I can’t tell you how many people we have seen over the years in the same situation who were literally swept away with the busy-ness of life as the years flew by. Their stories go something like this; “Well, we were going to save before we had the kids but with the new house we never got around to it. Then we hoped to set up an education plan but I guess we got too busy. We meant to contribute to an RSP but the deadline came and went and we would vow to do it the next year. Now here we are with teenagers thinking about university and we haven’t thought about retirement. I don’t know how we let it get this far.”
If you are amidst the busy-ness of life right now reading this here is my advice to you. If you take some time right now (and I understand it might take a lot of juggling to get it into your schedule) and get a regular savings plan started, you build yourself the ability to go a little bit on ‘auto-pilot’ in the event that you don’t get around to review as often as you like. It is better to set up a long term savings plan right out of your account and let it do the work for you until you can re-visit it.
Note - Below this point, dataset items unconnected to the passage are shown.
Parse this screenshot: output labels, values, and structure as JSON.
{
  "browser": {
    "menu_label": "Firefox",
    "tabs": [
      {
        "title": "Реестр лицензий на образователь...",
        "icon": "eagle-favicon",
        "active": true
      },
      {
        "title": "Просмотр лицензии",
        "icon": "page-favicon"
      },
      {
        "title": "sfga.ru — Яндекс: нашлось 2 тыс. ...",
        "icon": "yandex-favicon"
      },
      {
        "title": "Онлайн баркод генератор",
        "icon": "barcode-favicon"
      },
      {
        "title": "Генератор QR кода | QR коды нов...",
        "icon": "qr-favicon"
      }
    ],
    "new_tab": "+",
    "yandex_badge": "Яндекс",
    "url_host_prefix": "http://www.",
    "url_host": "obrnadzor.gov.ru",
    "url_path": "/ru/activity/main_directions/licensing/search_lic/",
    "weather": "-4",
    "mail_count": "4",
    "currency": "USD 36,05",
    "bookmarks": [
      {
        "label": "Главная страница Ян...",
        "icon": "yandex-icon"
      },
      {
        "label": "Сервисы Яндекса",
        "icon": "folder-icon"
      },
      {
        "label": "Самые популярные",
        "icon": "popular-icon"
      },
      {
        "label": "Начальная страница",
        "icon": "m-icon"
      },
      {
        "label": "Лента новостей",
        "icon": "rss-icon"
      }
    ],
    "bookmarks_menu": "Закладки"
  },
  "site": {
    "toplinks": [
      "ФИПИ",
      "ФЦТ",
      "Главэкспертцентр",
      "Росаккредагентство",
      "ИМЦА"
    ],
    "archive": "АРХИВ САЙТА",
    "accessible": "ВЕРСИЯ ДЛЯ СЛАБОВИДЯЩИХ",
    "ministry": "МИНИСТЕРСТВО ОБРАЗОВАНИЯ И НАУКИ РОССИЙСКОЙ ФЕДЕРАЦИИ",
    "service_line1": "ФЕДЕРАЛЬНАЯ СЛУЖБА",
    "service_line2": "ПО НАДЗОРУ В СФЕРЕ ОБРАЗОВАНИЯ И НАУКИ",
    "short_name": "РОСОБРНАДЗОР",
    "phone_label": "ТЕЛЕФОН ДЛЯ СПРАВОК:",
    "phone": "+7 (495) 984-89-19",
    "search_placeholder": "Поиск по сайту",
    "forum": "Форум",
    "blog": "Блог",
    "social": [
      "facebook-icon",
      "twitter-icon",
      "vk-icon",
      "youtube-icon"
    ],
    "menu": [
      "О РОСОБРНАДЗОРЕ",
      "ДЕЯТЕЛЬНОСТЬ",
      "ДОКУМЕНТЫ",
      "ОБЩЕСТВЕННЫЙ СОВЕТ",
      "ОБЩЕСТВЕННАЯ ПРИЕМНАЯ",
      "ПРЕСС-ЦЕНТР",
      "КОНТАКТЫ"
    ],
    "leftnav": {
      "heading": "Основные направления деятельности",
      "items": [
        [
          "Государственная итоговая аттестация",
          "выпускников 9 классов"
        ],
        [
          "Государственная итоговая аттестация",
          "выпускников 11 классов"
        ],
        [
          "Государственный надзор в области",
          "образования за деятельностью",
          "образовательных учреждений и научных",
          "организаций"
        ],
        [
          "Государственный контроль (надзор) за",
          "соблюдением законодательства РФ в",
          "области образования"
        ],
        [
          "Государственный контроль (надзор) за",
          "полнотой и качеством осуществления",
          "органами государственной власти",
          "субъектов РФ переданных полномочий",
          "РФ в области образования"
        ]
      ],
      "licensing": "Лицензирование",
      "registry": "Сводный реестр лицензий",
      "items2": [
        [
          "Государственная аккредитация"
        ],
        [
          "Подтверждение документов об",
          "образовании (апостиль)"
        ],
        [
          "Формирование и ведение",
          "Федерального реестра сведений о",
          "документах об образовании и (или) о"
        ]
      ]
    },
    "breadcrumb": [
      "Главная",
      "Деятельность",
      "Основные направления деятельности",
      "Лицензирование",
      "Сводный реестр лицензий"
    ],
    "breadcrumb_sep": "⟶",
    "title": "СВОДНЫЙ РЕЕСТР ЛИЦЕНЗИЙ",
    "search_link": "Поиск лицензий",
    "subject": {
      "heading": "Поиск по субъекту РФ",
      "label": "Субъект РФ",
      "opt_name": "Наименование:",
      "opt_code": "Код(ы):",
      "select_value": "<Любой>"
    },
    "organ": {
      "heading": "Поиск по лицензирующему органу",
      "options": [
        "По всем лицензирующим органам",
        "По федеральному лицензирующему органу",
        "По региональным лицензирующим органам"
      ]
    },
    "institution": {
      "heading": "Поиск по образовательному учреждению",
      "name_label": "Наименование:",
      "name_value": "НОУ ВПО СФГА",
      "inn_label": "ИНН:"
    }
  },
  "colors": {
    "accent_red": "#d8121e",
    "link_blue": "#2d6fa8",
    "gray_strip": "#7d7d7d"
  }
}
Here is another version of the same story: “Well, we started the $100/month RSP years ago when we were married, and then added $50/month into the kids RESP’s but we haven’t really done much since. I don’t know where the time went and I’m afraid we’re going to be behind.” While not ideal, I can guarantee you these people are in a much better position than their counterparts. Let me be clear – I don’t think it is ever good to neglect your financial plan, however, in reality I know that people don’t get to it as often as they would like, therefore it is better to set something up with a long term buy and hold plan in mind, and let it accumulate while you focus on the rest of your life day to day. You’ll be in a better position when you get around to revisiting it.
It’s amazing how fast these middle years actually go by, so as a back-up plan to a busy life, I would rather be on autopilot for a while then still be at the starting line.